Projects include work on thin-client computers and wireless antennae for network access, analytical instrumentation for healthcare and agriculture, solar-powered turbines for energy, and locally responsive low-cost housing.
In rural communities in India, for example, students have designed sensors to measure the fat content of milk. The Sami, the nomadic herders of Finland, have built wireless networks to track their reindeer in the sub-zero wilderness far above the Arctic Circle.
At a TED (Technology, Entertainment, Design) conference in 2006, MIT professor Neil Gershenfeld explained the genesis of Fab Labs. He began teaching a class called “How to Make (Almost) Anything” in order introduce students to the fabrication machines that he and his peers used during their research.
Over time, he discovered that his students were less interested in esoteric research projects than in making practical things. Although Gershenfeld marveled at the ingenuity of his students, he began to wonder how fabrication tools could be applied beyond the cult of lab-coated technologists roaming MIT’s halls.

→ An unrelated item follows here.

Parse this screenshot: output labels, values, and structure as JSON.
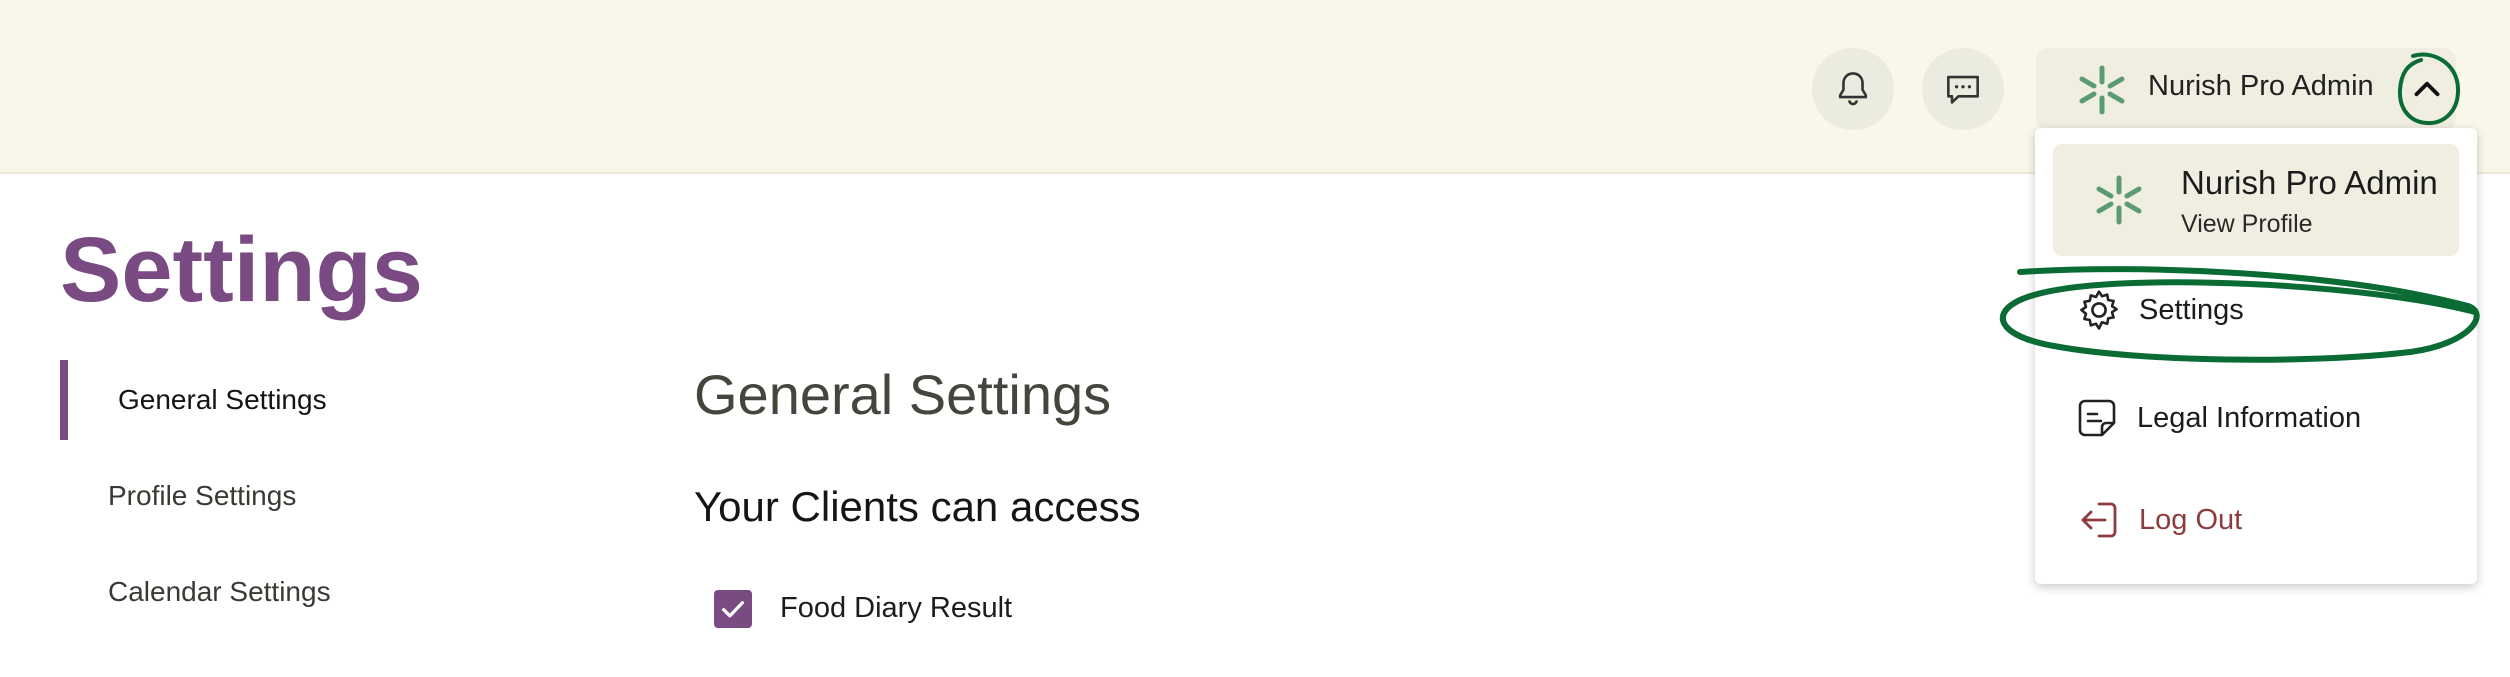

Explaining that when the federal government gives you millions of dollars, it expects something back, he decided to apply funds earmarked for outreach campaigns to deploy Fab Labs far away from technology and design centres like Boston, and out of the hands of the usual suspects.
According to Gershefeld, the Fab Lab phenomenon subsequently “exploded around the world”, spreading from inner-city Boston to West Africa.
“A kid in rural India needs to measure and modify the world, not just get information on the screen,” he said via telecast.
“The message coming from the Fab Labs is that the other five billion people on the planet are a source of innovation,” he continued. “The killer app for personal fabrication in the developed world is technology for a market of one. And the killer app for the rest the planet is the instrumentation and fabrication device – people locally developing solutions to local problems.”
Meanwhile, however, some express misgivings about the longevity of Fab Labs. Each lab requires 50,000 to 75,000 dollars of equipment to launch, which MIT provides. But after a year or so, each Fab Lab is expected to operate independently.
Heads on Fire’s next great challenge will be to raise funds in the coming year – at a time when the financial health of philanthropic organisations and taxpayer-funded programmes is in doubt.
Much of the time Leonard and Rast dedicate to the nonprofit currently goes uncompensated. They hope their circumstances will change as they solidify partnerships with local nonprofits and small businesses.
The irrepressible Rast seems unfazed. “I’m overjoyed at seeing the lights come on,” she said. “The people that come through the lab and what they create are unique.”
*This story is part of a series of features on sustainable development by IPS and IFEJ – International Federation of Environmental Journalists for Communicators for Sustainable Development (www.complusalliance.org).